Many countries have restricted the use of triphenyltin and tributyltin antifouling paints as a result of effects on shellfish. In the UK its use in antifouling paints is restricted to boats above 25m length. The UK legislation controlling its release are the Surface Waters (Dangerous Substances) (Classification) Regulations, 1997 (SI 1997/2560) and Pollution Prevention and Control Regulations. It is a UK 'Red list' pollutant, the presence of which in the environment is of particular concern. The sale and supply of antifouling paint products in the UK is also limited to those below certain concentrations under the 1986 Pesticides Regulations - The Control of Pesticides Regulations (as amended) (COPR), which was made under the primary UK legislation controlling pesticides - the Food and Environmental Protection Act (FEPA 1985 - as amended). The European legislation also relevant to its release is EC Directive 76/464: ?Pollution of the aquatic environment by dangerous substances? (plus daughter directives). TPT compounds are also listed as substances for priority action on their control under the OSPAR and Helsinki Conventions.

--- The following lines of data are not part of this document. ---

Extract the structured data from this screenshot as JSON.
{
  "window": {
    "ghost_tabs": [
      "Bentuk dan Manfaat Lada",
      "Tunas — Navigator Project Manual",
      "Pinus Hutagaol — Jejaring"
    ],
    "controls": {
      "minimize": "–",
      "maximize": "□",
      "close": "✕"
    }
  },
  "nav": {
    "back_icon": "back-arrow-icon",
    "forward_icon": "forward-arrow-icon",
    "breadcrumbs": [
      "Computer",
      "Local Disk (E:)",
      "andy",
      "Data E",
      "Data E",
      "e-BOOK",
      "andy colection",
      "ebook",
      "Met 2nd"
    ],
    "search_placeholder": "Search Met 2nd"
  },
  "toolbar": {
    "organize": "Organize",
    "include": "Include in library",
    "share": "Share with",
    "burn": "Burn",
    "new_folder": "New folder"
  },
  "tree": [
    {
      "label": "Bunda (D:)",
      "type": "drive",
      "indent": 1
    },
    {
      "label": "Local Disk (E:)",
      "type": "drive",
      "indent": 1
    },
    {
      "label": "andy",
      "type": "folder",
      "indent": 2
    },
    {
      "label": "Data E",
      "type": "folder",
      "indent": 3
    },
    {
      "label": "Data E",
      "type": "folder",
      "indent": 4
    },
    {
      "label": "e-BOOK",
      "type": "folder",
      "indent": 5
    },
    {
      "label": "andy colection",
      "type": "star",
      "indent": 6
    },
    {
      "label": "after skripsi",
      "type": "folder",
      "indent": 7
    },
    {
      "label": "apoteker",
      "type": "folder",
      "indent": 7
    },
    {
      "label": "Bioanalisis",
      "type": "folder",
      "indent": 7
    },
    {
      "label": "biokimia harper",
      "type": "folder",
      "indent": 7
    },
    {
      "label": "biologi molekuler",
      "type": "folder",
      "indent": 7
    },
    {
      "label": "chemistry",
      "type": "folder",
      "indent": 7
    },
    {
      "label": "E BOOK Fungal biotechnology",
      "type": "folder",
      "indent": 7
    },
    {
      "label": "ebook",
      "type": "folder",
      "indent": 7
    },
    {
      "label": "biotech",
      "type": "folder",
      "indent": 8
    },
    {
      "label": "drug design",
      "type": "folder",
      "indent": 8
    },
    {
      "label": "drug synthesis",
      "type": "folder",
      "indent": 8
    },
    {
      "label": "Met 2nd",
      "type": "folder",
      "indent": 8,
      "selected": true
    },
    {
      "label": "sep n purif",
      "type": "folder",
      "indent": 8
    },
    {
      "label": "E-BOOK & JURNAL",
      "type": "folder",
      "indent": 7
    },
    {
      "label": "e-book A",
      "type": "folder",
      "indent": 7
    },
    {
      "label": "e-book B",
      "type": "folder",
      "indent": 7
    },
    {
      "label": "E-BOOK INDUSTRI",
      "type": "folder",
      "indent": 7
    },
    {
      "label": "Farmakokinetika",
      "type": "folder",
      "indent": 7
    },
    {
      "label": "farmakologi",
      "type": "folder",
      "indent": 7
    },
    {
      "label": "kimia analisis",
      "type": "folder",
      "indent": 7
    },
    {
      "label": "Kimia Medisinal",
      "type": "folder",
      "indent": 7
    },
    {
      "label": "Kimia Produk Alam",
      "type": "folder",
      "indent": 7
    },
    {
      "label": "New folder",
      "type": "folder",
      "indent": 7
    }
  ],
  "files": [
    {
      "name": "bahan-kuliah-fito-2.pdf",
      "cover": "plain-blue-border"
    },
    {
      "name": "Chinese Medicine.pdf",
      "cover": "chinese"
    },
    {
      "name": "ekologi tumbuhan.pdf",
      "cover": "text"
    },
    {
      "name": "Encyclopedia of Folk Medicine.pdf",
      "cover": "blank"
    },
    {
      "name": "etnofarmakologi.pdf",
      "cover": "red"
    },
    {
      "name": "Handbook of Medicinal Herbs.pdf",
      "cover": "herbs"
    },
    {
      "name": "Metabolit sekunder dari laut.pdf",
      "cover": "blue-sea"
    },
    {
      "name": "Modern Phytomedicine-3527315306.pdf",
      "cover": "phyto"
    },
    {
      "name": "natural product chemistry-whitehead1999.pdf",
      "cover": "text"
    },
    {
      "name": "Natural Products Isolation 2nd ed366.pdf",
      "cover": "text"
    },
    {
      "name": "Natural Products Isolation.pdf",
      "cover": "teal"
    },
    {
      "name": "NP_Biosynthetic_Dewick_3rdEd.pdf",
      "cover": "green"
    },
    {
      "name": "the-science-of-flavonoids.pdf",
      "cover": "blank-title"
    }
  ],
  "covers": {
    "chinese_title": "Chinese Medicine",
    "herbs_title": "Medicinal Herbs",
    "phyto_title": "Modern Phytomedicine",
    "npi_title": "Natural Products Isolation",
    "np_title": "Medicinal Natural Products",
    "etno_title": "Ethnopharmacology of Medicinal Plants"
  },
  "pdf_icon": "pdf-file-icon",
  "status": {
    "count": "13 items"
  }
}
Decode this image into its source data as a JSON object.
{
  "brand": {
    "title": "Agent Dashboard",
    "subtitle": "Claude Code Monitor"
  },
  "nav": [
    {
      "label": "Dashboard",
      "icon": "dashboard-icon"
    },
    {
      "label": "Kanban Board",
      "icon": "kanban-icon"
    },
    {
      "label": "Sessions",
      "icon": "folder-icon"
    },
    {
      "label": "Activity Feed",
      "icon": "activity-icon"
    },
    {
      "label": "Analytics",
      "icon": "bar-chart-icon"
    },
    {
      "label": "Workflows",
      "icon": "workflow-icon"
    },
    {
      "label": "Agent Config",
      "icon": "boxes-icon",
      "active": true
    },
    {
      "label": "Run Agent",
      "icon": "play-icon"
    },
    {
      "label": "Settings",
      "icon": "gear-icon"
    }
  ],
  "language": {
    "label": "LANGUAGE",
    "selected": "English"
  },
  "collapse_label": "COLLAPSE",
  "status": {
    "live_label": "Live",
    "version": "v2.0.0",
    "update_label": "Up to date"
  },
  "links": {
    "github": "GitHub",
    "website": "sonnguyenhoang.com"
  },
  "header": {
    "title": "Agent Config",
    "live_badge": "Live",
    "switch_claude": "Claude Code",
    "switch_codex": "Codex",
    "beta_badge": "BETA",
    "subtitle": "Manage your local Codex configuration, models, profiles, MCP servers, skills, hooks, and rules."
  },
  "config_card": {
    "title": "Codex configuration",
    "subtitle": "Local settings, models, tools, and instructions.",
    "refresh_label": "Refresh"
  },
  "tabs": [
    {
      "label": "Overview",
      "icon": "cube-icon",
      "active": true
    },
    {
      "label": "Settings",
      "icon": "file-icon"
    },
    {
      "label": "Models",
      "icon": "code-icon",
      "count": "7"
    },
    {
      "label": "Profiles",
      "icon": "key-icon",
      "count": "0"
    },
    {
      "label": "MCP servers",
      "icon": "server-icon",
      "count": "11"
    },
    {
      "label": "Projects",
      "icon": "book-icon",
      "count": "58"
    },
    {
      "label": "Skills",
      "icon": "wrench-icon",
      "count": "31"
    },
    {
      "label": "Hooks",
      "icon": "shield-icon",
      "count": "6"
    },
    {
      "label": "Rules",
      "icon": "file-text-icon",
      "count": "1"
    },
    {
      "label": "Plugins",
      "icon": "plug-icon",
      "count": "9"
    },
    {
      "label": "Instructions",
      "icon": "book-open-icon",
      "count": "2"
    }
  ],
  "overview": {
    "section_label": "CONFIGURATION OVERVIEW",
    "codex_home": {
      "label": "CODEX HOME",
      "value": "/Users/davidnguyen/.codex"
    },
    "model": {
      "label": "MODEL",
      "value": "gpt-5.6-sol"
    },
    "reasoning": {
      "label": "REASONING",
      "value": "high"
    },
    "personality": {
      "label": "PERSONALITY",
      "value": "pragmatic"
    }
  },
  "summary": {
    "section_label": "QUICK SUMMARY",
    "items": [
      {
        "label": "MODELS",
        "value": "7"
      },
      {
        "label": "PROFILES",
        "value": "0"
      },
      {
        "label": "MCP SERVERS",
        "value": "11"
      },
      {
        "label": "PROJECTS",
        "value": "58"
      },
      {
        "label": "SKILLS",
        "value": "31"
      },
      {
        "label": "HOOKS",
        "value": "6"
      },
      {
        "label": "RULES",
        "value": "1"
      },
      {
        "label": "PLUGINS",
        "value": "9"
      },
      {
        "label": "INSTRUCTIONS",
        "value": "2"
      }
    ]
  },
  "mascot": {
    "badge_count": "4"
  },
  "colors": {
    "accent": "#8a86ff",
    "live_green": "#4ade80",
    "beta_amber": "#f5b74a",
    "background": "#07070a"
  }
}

These factsheets have been compiled to provide users with information on the Pollution Inventory substances and represent our best efforts to summarise a large number of disparate and sometimes conflicting data sources. We emphasise that this information describes potential hazards rather than actual effects and that the Environment Agency seeks to regulate releases to minimise emissions and hence any risk of detrimental effects occurring.